Todas as suas relações devem ser novamente construídas sobre uma liberdade de escolha interior. As tradições nas quais você vive ou foi educado foram-lhe impostas pela pressão do ambiente ou pela mente geral ou pela escolha de outros. Há um elemento de compulsão na sua aquiescência. A própria religião tem sido imposta aos homens; quase sempre é sustentada pela influência de um medo religioso ou por uma ou outra ameaça espiritual. Não pode haver nenhuma imposição deste gênero em sua relação com o Divino; ela deve ser livre, o resultado da escolha de sua mente ou de seu coração, seguida com entusiasmo e alegria. Que união é essa em que se treme e se diz: “Eu tenho obrigação, não posso fazer de outro modo”. A verdade é evidente por si mesma, e não tem que ser imposta ao mundo. Ela não tem necessidade de ser aceita pelo homem, por-que é autoexistente; ela não depende do que dizem as pessoas ou de sua ade-são a ela. No entanto, aquele que está fundando uma religião necessita de mui-tos seguidores. A força e a grandeza da religião são julgadas pelo homem, de acordo com o número de seus seguidores, apesar da grandeza real não estar nisto. A grandeza da verdade espiritual não está em números. Conheci o chefe de uma nova religião, filho de seu fundador, e ouvi-o dizer certa vez que tal ou qual religião levou tantas centenas de anos para ser construída, e uma outra, outras tantas centenas, ao passo que a sua, no decorrer de 50 anos, já tinha mais de quatro milhões de seguidores! “E assim você vê”, acrescentou, “quão grande é a nossa religião!” As religiões podem medir a sua grandeza pelo número de seus crentes, mas a Verdade permanecerá sempre Verdade, mesmo que não tenha um único seguidor. O homem médio é atraído por aqueles que fazem grandes exibições; ele não vai aonde a Verdade está se manifestando silenciosamente. Aqueles que fazem grandes ostentações necessitam apregoar e anunciar, pois de outro modo não poderiam atrair grande número de pessoas. O trabalho que é feito sem nenhuma preocupação pelo que as pessoas pensam dele não é tão conhecido, não atrai multidões facilmente. Porém a Verdade não precisa de anúncios; ela não se esconde, mas também não se proclama. Ela se contenta em manifestar-se sem olhar os resultados, nem procurando aprovações ou evitando desaprovação, não atraída ou perturbada pela aceitação ou negação do mundo.

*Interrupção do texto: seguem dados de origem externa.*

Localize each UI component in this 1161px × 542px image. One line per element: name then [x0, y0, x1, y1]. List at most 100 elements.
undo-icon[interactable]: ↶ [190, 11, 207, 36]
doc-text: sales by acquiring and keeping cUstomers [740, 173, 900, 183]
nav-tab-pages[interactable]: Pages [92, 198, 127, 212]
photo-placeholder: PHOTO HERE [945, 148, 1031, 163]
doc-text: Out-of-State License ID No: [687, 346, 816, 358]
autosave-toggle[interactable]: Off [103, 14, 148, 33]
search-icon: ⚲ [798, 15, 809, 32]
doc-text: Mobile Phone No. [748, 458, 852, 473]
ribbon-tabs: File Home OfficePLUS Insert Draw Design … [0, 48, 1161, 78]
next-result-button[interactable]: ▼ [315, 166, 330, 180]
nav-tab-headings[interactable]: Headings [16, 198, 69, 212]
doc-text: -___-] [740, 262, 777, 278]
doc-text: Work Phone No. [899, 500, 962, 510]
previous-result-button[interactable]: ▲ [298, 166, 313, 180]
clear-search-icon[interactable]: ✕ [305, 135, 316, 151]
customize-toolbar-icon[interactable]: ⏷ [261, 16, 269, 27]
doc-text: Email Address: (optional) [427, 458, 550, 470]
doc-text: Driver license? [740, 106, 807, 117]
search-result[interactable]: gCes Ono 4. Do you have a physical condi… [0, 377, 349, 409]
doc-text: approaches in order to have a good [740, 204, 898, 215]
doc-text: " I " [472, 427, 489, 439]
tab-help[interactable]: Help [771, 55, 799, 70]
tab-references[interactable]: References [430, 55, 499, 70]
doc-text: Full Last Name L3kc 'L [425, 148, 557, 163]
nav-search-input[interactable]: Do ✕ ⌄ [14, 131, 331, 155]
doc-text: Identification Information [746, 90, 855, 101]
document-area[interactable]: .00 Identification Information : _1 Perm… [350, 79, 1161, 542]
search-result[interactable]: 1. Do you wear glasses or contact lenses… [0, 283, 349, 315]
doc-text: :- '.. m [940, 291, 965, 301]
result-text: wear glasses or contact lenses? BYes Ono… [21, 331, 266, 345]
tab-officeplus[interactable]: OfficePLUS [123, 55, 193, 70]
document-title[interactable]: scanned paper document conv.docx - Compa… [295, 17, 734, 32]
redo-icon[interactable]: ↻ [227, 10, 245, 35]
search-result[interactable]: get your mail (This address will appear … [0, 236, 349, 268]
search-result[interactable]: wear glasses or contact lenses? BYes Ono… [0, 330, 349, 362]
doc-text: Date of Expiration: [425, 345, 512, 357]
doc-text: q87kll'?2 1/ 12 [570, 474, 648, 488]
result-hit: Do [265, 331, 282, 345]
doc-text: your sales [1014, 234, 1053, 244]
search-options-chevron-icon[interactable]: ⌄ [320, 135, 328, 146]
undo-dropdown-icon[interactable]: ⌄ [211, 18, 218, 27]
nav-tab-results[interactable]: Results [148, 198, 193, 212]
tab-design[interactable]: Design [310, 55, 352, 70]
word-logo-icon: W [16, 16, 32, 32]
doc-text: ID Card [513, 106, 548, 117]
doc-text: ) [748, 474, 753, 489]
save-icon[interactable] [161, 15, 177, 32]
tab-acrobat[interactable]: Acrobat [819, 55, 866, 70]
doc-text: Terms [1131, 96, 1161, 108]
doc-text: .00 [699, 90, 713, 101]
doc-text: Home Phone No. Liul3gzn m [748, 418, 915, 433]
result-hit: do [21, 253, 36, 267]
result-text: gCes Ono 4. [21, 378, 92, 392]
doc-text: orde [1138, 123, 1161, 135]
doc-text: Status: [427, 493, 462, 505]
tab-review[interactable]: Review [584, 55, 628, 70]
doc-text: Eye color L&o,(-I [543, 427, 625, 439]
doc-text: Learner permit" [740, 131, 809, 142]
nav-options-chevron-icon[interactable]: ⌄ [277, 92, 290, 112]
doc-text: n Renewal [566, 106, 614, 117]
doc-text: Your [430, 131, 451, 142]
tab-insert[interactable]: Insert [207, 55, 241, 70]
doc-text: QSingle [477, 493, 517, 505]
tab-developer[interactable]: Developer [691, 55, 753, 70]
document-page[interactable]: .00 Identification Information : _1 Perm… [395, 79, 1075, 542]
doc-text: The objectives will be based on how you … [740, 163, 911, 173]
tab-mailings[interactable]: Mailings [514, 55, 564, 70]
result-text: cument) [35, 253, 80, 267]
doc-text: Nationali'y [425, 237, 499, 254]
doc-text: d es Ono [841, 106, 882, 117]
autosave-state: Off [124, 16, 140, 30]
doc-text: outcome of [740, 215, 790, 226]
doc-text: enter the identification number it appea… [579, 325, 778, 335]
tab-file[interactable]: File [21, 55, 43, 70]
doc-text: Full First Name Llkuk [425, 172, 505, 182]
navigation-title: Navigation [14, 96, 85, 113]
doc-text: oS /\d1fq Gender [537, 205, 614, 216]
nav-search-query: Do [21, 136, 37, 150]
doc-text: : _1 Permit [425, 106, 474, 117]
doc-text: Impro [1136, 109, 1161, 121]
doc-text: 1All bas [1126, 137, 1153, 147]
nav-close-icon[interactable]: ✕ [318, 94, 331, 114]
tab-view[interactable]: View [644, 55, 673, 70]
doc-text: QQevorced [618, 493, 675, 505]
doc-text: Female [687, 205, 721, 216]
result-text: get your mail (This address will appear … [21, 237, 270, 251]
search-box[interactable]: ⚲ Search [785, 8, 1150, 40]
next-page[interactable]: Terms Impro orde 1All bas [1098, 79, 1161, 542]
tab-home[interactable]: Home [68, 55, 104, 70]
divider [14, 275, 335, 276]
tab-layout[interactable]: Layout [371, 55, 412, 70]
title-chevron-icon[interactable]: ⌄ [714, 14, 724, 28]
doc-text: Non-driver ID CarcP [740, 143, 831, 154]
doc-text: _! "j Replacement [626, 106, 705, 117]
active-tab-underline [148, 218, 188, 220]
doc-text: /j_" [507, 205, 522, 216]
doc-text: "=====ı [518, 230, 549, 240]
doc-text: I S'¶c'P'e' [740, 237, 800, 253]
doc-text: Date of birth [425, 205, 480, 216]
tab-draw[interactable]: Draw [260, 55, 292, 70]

Quando você vem para Yoga, deve estar pronto para ter todas as suas formações mentais e todas as suas armações vitais despedaçadas. Você deve estar preparado para ficar suspenso no ar, sem nada para sustentá-lo, além de sua fé. Você terá que esquecer completamente seu passado e seus apegos, arrancá-los de sua consciência e nascer outra vez, livre de toda espécie de escravidão. Não pensar no que você era, mas no que você aspira ser; seja integralmente aquilo que você quer realizar. Vire as costas ao seu passado morto e olhe direto para o futuro. Sua religião, seus país, sua família está lá: é o DIVINO.